Additional Tips for Verifying Email Addresses: How to Check if Email is Valid
Here are more best practices for maintaining clean and accurate email lists beyond confirmation emails and the Email Validation API.
Watch out for spam traps and honey pots. The purpose of these fake email accounts is to trap the spammers. You should never use bots to “harvest” emails from websites or purchase email lists as they always contain spamtrap addresses.
Identify shared or group accounts. You may encounter addresses used by a group of people, such as [email protected] or [email protected]. Such addresses can actually be misleading when it comes to engagement metrics, and in most cases should be removed from mailing lists.
Check engagement metrics. Review open and click rates from recent campaigns. Unengaged contacts may be abandoned or no longer interested. These are good candidates for re-confirmation.
Standardize addresses when possible. Gmail ignores periods in addresses, treating john.doe@ the same way as johndoe@. However, some providers see these as different accounts. Standardizing email formats improves accuracy.
Scrub lists against global spam lists. Major ISPs maintain public blacklists of known spam domains. Checking your lists against these helps uncover potential issues.
Following these tips, in addition to confirmation emails and email validation APIs, will help ensure your email program targets an engaged list of genuinely interested recipients.
The Future of Email Verification
Looking ahead, email validation technology will continue advancing to keep pace with changing subscriber habits and inbox provider best practices.
On the mailbox provider side, Google, Yahoo, Microsoft and others will likely expand automated protection against suspicious behavior. For legitimate senders, that means increased scrutiny and potential impacts on deliverability.
For subscribers, the rise of alias services like Apple’s Hide My Email and Mozilla Relay helps protect consumer privacy. However, this masked forwarding presents new challenges for senders seeking to validate email addresses.
The pace at which the global email landscape changes is speeding up rapidly. Foreign providers come and go quickly at the top level (.io, .tech, etc.), and even long-standing domains can change ownership overnight.
These trends indicate that we have to pay attention to email hygiene and verification.

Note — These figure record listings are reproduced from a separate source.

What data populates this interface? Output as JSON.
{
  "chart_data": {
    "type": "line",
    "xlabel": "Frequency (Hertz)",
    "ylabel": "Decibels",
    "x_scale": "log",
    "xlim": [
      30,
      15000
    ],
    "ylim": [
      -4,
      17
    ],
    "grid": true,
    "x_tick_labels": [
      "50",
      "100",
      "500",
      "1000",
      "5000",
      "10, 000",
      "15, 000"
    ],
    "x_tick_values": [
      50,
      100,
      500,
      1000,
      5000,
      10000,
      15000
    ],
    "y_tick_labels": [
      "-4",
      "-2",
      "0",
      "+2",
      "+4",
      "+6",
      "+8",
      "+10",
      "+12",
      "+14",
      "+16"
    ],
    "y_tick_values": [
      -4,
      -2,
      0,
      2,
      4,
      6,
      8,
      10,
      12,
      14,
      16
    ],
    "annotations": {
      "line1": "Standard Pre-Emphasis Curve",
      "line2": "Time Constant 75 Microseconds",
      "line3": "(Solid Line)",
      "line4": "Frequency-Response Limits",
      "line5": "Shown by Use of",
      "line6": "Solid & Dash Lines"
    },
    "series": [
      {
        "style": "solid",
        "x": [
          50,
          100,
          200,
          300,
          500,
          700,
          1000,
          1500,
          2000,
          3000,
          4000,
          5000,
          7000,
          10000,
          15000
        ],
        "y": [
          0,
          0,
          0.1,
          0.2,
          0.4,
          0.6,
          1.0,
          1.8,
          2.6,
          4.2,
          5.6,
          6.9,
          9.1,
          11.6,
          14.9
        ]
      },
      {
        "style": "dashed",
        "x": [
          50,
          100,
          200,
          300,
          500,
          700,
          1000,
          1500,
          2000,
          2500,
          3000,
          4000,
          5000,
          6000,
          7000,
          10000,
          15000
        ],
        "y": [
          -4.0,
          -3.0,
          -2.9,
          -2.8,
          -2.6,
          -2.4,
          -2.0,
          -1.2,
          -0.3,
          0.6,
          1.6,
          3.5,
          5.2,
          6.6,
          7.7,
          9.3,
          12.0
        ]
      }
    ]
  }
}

The systems you need as your subscriber list grows across geographies, languages, and inbox types are ones to confirm valid addresses at scale.

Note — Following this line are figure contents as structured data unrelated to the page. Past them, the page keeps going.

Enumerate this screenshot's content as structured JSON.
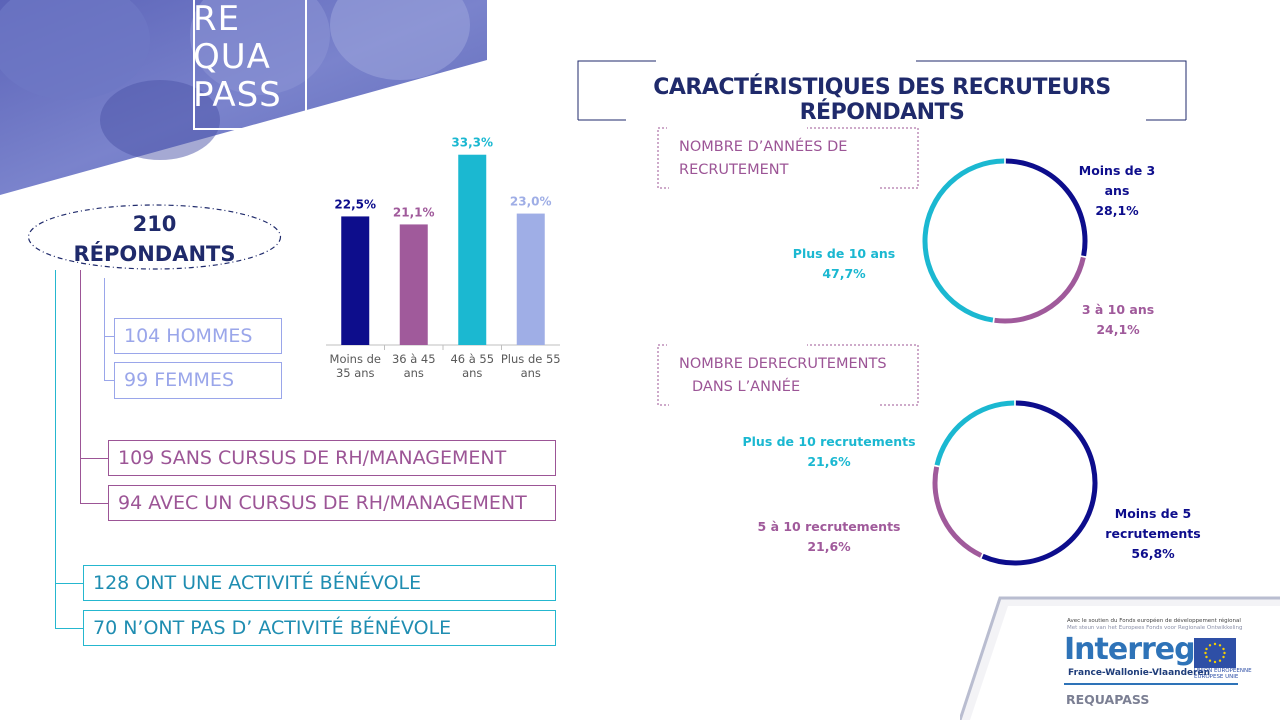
{
  "logo": {
    "lines": [
      "RE",
      "QUA",
      "PASS"
    ]
  },
  "respondents": {
    "count": "210",
    "label": "RÉPONDANTS"
  },
  "groups": [
    {
      "label": "104 HOMMES"
    },
    {
      "label": "99 FEMMES"
    },
    {
      "label": "109 SANS CURSUS DE RH/MANAGEMENT"
    },
    {
      "label": "94 AVEC UN CURSUS DE RH/MANAGEMENT"
    },
    {
      "label": "128 ONT UNE ACTIVITÉ BÉNÉVOLE"
    },
    {
      "label": "70 N’ONT PAS D’ ACTIVITÉ BÉNÉVOLE"
    }
  ],
  "title": "CARACTÉRISTIQUES DES RECRUTEURS RÉPONDANTS",
  "sections": {
    "years": [
      "NOMBRE D’ANNÉES DE",
      "RECRUTEMENT"
    ],
    "recruitments": [
      "NOMBRE DERECRUTEMENTS",
      "DANS L’ANNÉE"
    ]
  },
  "colors": {
    "navy": "#0d0d8c",
    "purple": "#a05a9b",
    "cyan": "#1bb8d1",
    "lavender": "#9faee6"
  },
  "chart_data": [
    {
      "type": "bar",
      "categories": [
        [
          "Moins de",
          "35 ans"
        ],
        [
          "36 à 45",
          "ans"
        ],
        [
          "46 à 55",
          "ans"
        ],
        [
          "Plus de 55",
          "ans"
        ]
      ],
      "values": [
        22.5,
        21.1,
        33.3,
        23.0
      ],
      "value_labels": [
        "22,5%",
        "21,1%",
        "33,3%",
        "23,0%"
      ],
      "bar_colors": [
        "#0d0d8c",
        "#a05a9b",
        "#1bb8d1",
        "#9faee6"
      ],
      "ylim": [
        0,
        35
      ]
    },
    {
      "type": "pie",
      "variant": "donut",
      "labels": [
        [
          "Moins de 3 ans",
          "28,1%"
        ],
        [
          "3 à 10 ans",
          "24,1%"
        ],
        [
          "Plus de 10 ans",
          "47,7%"
        ]
      ],
      "values": [
        28.1,
        24.1,
        47.7
      ],
      "colors": [
        "#0d0d8c",
        "#a05a9b",
        "#1bb8d1"
      ]
    },
    {
      "type": "pie",
      "variant": "donut",
      "labels": [
        [
          "Moins de 5",
          "recrutements",
          "56,8%"
        ],
        [
          "5 à 10 recrutements",
          "21,6%"
        ],
        [
          "Plus de 10 recrutements",
          "21,6%"
        ]
      ],
      "values": [
        56.8,
        21.6,
        21.6
      ],
      "colors": [
        "#0d0d8c",
        "#a05a9b",
        "#1bb8d1"
      ]
    }
  ],
  "footer": {
    "support_fr": "Avec le soutien du Fonds européen de développement régional",
    "support_nl": "Met steun van het Europees Fonds voor Regionale Ontwikkeling",
    "brand": "Interreg",
    "region": "France-Wallonie-Vlaanderen",
    "eu_fr": "UNION EUROPÉENNE",
    "eu_nl": "EUROPESE UNIE",
    "project": "REQUAPASS"
  }
}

This will be based on technological automation of validation, not just at sign-up but also with ongoing monitoring to stay in step. As for machine learning algorithms, you may expect that they will also be used, probably increasingly so, to identify possible suspicious patterns.
Essentially, it boils down to the same things underneath, though: check if an email address is valid, confirm people’s consent, and get rid of dormant contacts. Following email verification best practices is important because your program will keep on engaging with the right audience as the tools and techniques evolve.
Conclusion
Having a clean, accurate email list is the foundation of email marketing success. Fortunately, email verification APIs and confirmation emails make it easy to verify addresses properly.
Broken SMTP handshakes are a dangerous technique that should be avoided. Instead, concentrate on writing excellent articles and keeping in touch with idea providers. This will help you follow the email verification best practices that are covered above.
Don’t forget quality over quantity when referring to email contacts. A smaller list of truly interested recipients will get you better results than a bloated one full of typos, fakes, and inactivity.
With these, investment should be made to keep data clean, confirm opt-ins, and maintain engagement time. By conquering these core aspects of email verification, your program is ready for deliverability, reputation, and, of course, success.